A) between -100k and -50k
B) between -50k and 0
C) between 0 and +50k
D) between 50k and 100k

The person who best assigns a 4pm SPX closing price to each of these 4 choices — and gets the answer right within 10 spx points — will receive a dinner voucher for 2 at my favorite restaurant. (That is, an acceptable submission would look like A=1102, B=1120, C=1160, D=1190.)

The purpose of this challenge is to demonstrate that EVEN IF you knew the NFP, you still won't be able to accurately predict the market's reaction (unless it's a complete outlier).

The judge's decision is final.

 Sushil Kedia responds:

Without any intent to contest the judges decision, my two humble cents:

A reflexivist, who often is a winner in the markets, may need to put up an answer most of the time, as E = 1155, irrespective of where the NFP numbers come.

If the judge so wishes that it may be proper for a complete illustration on the futility of information being beyond markets, may consider providing such a fifth choice. Up to the judge.

The unemployment number is released at 8:30am Eastern Time on Friday. Rocky Humbert responds:

Mr. Collins: One notes that the NFP headline number was 103k — which was above the choice D range (+50k to +100k). The judges are conferring as to whether this constitutes a scratch. They will announce their decision forthwith.

Nonetheless, and for good order, here were the entries in the contest:

Anatoly: SP will drop 90 points

Jonathan Bower: 1125 1125 1125 1125

Mr. Rogan: 1130 1140 1150 1170

Tim Collins: 1099.22 1119.66 1131.24 1149.86

Sushil Kedia: An "unlawful entry" of 1155 in all cases. (Because of his "unlawful entry," from this day forward, Sushil shall be known as Mister Meanor.).

Alex Forshaw: 1155 - 25= 1130; 1155 - 35= 1120 ; 1155 - 45 = 1110; 1155- 55 = 1100

Rocky Humbert writes further: 

I am penning this at 3:43pm — and due to the impending holiday, I need to leave early and hence will not know the final challenge result for about 30 hours. The point of this challenge was to convincingly demonstrate that EVEN IF one knows a macro data point in advance, it's frequently impossible to know Mr. Market's reaction. The signal-to-noise ratio is simply too low. Whether or not my primary point is accepted, (as of this moment) it looks like I've also convincingly demonstrated an equally important truth: "Even a blind squirrel finds a nut." (Or more accurately, it looks like Mr. Rogan has won the challenge.) But I cannot depart for my day of atonement on that note. Tomorrow (Yom Kippur) ends the Ten Days of Repentance (Aseret Y'mai Teshuvah).

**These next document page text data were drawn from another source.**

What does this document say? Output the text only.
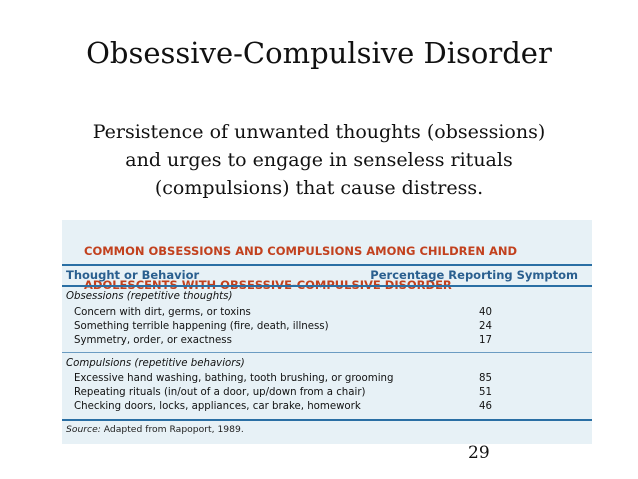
Obsessive-Compulsive Disorder
Persistence of unwanted thoughts (obsessions)
and urges to engage in senseless rituals
(compulsions) that cause distress.

COMMON OBSESSIONS AND COMPULSIONS AMONG CHILDREN AND

Thought or Behavior	Percentage Reporting Symptom
Obsessions (repetitive thoughts)
Concern with dirt, germs, or toxins	40
Something terrible happening (fire, death, illness)	24
Symmetry, order, or exactness	17
Compulsions (repetitive behaviors)
Excessive hand washing, bathing, tooth brushing, or grooming	85
Repeating rituals (in/out of a door, up/down from a chair)	51
Checking doors, locks, appliances, car brake, homework	46
Source: Adapted from Rapoport, 1989.
29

 It is a requirement that during this period, one must make amends to those whom we may have hurt in the past; and to ask for and to grant forgiveness to those who ask for it. It is not sufficient to ask God for his forgiveness. One must ask for the forgiveness from one's fellow man. Mindful of the fact that I've dished out some harsh words over the past year to some of you — and I apologize for that — and I hope that you forgive me. It's especially poignant that Mr. Rogan appears to be the winner of the challenge, as he has been the target of some of my more vituperative slings — I apologize to you Mr. Rogan — and I'll try to do better in the year, 5772.

 Gary Rogan responds:

 Hey Rocky, it appears that I may not have won after all, but I appreciate your apology although no offense had been taken. You made me realize how important it is to take the Prozac regularly instead of at random intervals and varying amounts so it's all good. Happy atonement!

 Rocky Humbert responds:

I have re-emerged from atonement and post-atonement eating to find an envelope with the judge's FINAL decision. The winner is: Mr. Tim Collins who was within 6 points. The biggest loser is Sushil (aka Mister Meanor), who almost perfectly nailed the closing price, but because he was more interested in sounding smart than being right, he is guilty of a misdemeanor charge of "unlawful entry" s and walks away empty-handed. There is a meal for a lifetime here too. If Mr. Tim will mail me his US Mail address (off-site), his dinner voucher for 2 at my favorite restaurant will be posted forthwith. Thank you to all for participating and demonstrating many useful points.